SFT — Supervised Fine-Tuning
Phase 4 plan 04-02 ships rollout-algo-sft: a PolicyAlgorithm skeleton
driven by a deterministic MockBackend, with the load-bearing TRAIN-03
byte-compare resume proof. This chapter covers the architecture, the SFT
settings shape, the JSONL data contract, and how snapshot_save /
snapshot_restore participate in the TRAIN-03 round-trip.
The HF transformers + accelerate path lands in plan 04-05; this skeleton intentionally has zero Python / GPU dependencies so the snapshot resume contract is exercised on every CI build.
Architecture
┌─────────────────────────┐ ┌────────────────────────────┐
│ SftSettings (TOML) │ │ AlgoDependencies │
│ base_model, optimizer │ │ backend : Arc<dyn TB> │
│ budget, dataset │ │ storage : Arc<dyn S> │
│ packing, loss_on, … │ │ object : Arc<dyn O> │
└────────────┬────────────┘ │ snapshots: Arc<dyn Sn> │
│ from_settings │ events : Arc<dyn Em> │
▼ └─────────────┬──────────────┘
┌─────────────────────┐ │
│ SftAlgo │ ◀─────────────────────┘
│ (PolicyAlgorithm) │
│ step: u64 │ run() loop, bounded by budget.max_steps
└──────────┬──────────┘
│ step_once()
▼
forward_with_loss → optimizer_step → step += 1
│
▼
snapshot_save / snapshot_restore (algo meta only — weights via TrainableBackend::save_weights)

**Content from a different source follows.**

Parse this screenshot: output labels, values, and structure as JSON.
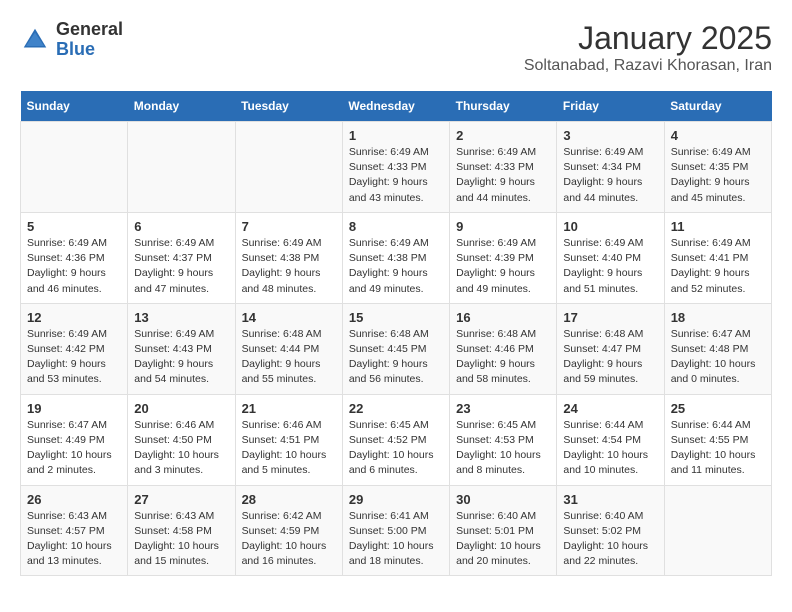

SftAlgo holds an Arc<dyn TrainableBackend> and a step counter. Each
step_once() synthesises a single-row TrainBatch, calls
forward_with_loss (which returns a constant loss=0.5 plus an opaque
GradHandle), then calls optimizer_step. The trait's optimizer_step
takes &self (interior mutability) so the algo can step through the
Arc<dyn …> without unique ownership.
Plan 04-05 replaces the synthetic batch with a real tokenized chunk read from the dataset.
SftSettings (TOML shape)
[algorithm]
kind = "sft"
[algorithm.sft]
minibatch_size = 8
gradient_accumulation = 1
loss_on = { kind = "assistant_only" }
[algorithm.sft.base_model]
uri = "Qwen/Qwen2.5-0.5B-Instruct"
[algorithm.sft.dataset]
kind = "jsonl_path"
path = "data/sft-tiny.jsonl"
[algorithm.sft.optimizer]
kind = "sgd"
lr = 1.0e-3
weight_decay = 0.0
betas = [0.9, 0.999]
eps = 1.0e-8
warmup_steps = 0
schedule = "constant"
[algorithm.sft.budget]
max_steps = 1000
[algorithm.sft.packing]
kind = "off"
max_seq_len = 2048
The JSON schema is generated by cargo xtask schema-gen from
rollout_core::config::training::SftSettings.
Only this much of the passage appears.